The government continues to keep a tight grip of the real estate sector, especially in the first-tier cities (read: Shanghai, Beijing, Shenzhen, and Guangzhou)..

By May 2018 the government had announced more than 100 housing measures. We’ve seen a shift in the growth to third-tier and fourth-tier cities, that are less restricted.

This trend will continue and China will closely monitor the real estate market in the first and second-tier cities.

As mentioned, real estate accounts for around 30% of China’s GDP, at the same time as two thirds of the Chinese keep their assets in the real estate sector.

Consequently, houses are crucial for both the Chinese economy and for the people.

The Chinese government do its utmost to avoid a real estate market crash, as it may drag down the whole economy. Chinese families may lose big parts of their savings, resulting in reduced purchasing powers.

We will most likely see a minor correction reaching up to double digits in 2019, where the government will play a big role in monitoring the market.

The impact of the trade war with the US

Even if the Trump administration announced a trade war against China in 2018, where both countries increased tariffs on imports, the domestic residential market haven’t been affected much.

Knight Frank UK shared an interesting line: the domestic residential market is mainly driven by local demand and this demand is driven by government-run urban redevelopment. Therefore, property prices and transaction volumes of residential real estate seem to be less affected by the trade war.

There’s been no visible impact on commercial properties either. The demand for office space from tech companies and multimedia companies remain strong.

China is almost halfway in urbanizing the country, and one of the most important parts in its urbanization are infrastructural developments and to construct new buildings.

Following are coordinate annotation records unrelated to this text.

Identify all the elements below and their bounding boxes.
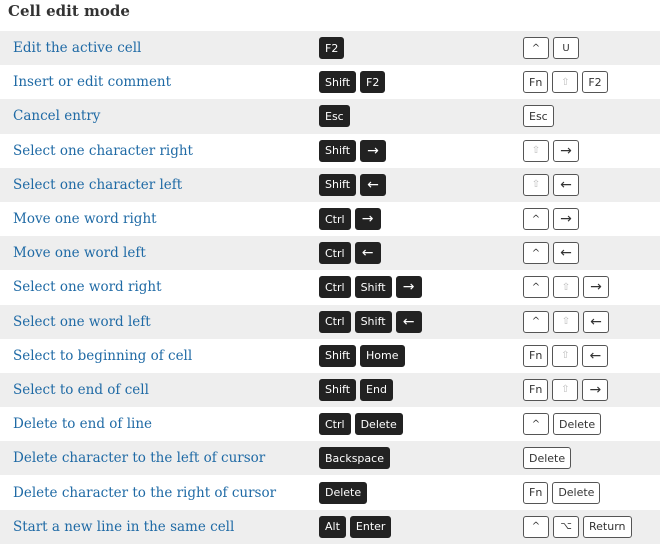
action-label: Select to beginning of cell	[13, 347, 193, 364]
action-label: Move one word right	[13, 211, 157, 228]
key-enter: Enter	[350, 516, 392, 538]
key-ctrl: Ctrl	[319, 242, 351, 264]
mac-keys	[523, 37, 579, 59]
arrow-left-icon: ←	[355, 242, 381, 264]
key-fn: Fn	[523, 379, 548, 401]
shortcut-row	[0, 65, 660, 99]
action-label: Delete to end of line	[13, 416, 153, 433]
windows-keys	[319, 174, 386, 196]
action-label: Move one word left	[13, 245, 146, 262]
key-home: Home	[360, 345, 404, 367]
arrow-right-icon: →	[553, 208, 579, 230]
arrow-left-icon: ←	[582, 345, 608, 367]
key-u: U	[553, 37, 579, 59]
arrow-right-icon: →	[360, 140, 386, 162]
key-control: ^	[523, 276, 549, 298]
section-title: Cell edit mode	[8, 2, 130, 20]
key-f2: F2	[360, 71, 385, 93]
action-label: Select one word right	[13, 279, 162, 296]
action-label: Edit the active cell	[13, 40, 142, 57]
key-ctrl: Ctrl	[319, 276, 351, 298]
mac-keys	[523, 276, 609, 298]
windows-keys	[319, 105, 350, 127]
action-label: Delete character to the left of cursor	[13, 450, 266, 467]
arrow-right-icon: →	[582, 379, 608, 401]
arrow-right-icon: →	[355, 208, 381, 230]
arrow-left-icon: ←	[553, 242, 579, 264]
key-shift: Shift	[355, 311, 392, 333]
windows-keys	[319, 208, 381, 230]
key-shift: Shift	[319, 174, 356, 196]
key-ctrl: Ctrl	[319, 311, 351, 333]
action-label: Insert or edit comment	[13, 74, 172, 91]
windows-keys	[319, 379, 393, 401]
arrow-right-icon: →	[583, 276, 609, 298]
windows-keys	[319, 37, 344, 59]
key-control: ^	[523, 516, 549, 538]
shortcut-row	[0, 510, 660, 544]
arrow-left-icon: ←	[583, 311, 609, 333]
windows-keys	[319, 276, 422, 298]
shift-icon: ⇧	[552, 379, 578, 401]
shortcut-row	[0, 441, 660, 475]
shift-icon: ⇧	[523, 174, 549, 196]
shift-icon: ⇧	[552, 71, 578, 93]
option-icon: ⌥	[553, 516, 579, 538]
mac-keys	[523, 516, 632, 538]
action-label: Delete character to the right of cursor	[13, 484, 277, 501]
key-fn: Fn	[523, 482, 548, 504]
windows-keys	[319, 311, 422, 333]
key-delete: Delete	[552, 482, 600, 504]
key-shift: Shift	[319, 379, 356, 401]
key-esc: Esc	[319, 105, 350, 127]
shift-icon: ⇧	[523, 140, 549, 162]
shortcut-row	[0, 373, 660, 407]
windows-keys	[319, 447, 390, 469]
mac-keys	[523, 482, 600, 504]
key-return: Return	[583, 516, 632, 538]
key-end: End	[360, 379, 393, 401]
key-shift: Shift	[319, 345, 356, 367]
mac-keys	[523, 242, 579, 264]
key-fn: Fn	[523, 345, 548, 367]
key-control: ^	[523, 311, 549, 333]
windows-keys	[319, 140, 386, 162]
mac-keys	[523, 140, 579, 162]
key-ctrl: Ctrl	[319, 413, 351, 435]
shortcut-row	[0, 475, 660, 509]
shortcut-row	[0, 305, 660, 339]
windows-keys	[319, 482, 367, 504]
windows-keys	[319, 413, 403, 435]
shortcut-row	[0, 339, 660, 373]
shortcut-row	[0, 236, 660, 270]
shortcut-row	[0, 407, 660, 441]
windows-keys	[319, 345, 405, 367]
key-delete: Delete	[553, 413, 601, 435]
windows-keys	[319, 242, 381, 264]
mac-keys	[523, 413, 601, 435]
shortcut-row	[0, 168, 660, 202]
key-esc: Esc	[523, 105, 554, 127]
shift-icon: ⇧	[552, 345, 578, 367]
windows-keys	[319, 71, 385, 93]
arrow-left-icon: ←	[360, 174, 386, 196]
arrow-right-icon: →	[553, 140, 579, 162]
action-label: Select one word left	[13, 313, 151, 330]
action-label: Select to end of cell	[13, 381, 149, 398]
shortcut-row	[0, 31, 660, 65]
key-control: ^	[523, 413, 549, 435]
shortcut-row	[0, 99, 660, 133]
key-ctrl: Ctrl	[319, 208, 351, 230]
mac-keys	[523, 345, 608, 367]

As mentioned earlier, the demand has surpassed the demand. Therefore, some analysts believe that the supply won’t meet the demand, which might keep the market above the surface, or even drive up prices more.

Summary

The Chinese real estate market has grown immensely the past years, but started to cool down after the government introduced new regulations in 2017.

The market is still hot, with increasingly more activity in third-tier and second-tier cities, as the government has imposed new policies in mainly first-tier and second-tier cities.

Real estate accounts for 30% of China’s economy and the government will continue to closely control the market with regulatory measures. A real estate market crash would affect the market badly.

It’s difficult to predict the outlook in 2019 as some analysts believe that the market can drop as much as 10-15%, but we still see a strong demand among local buyers.

One thing is for sure, we should be cautious and the real estate market will most likely see a correction, with (moderately) falling prices in 2019.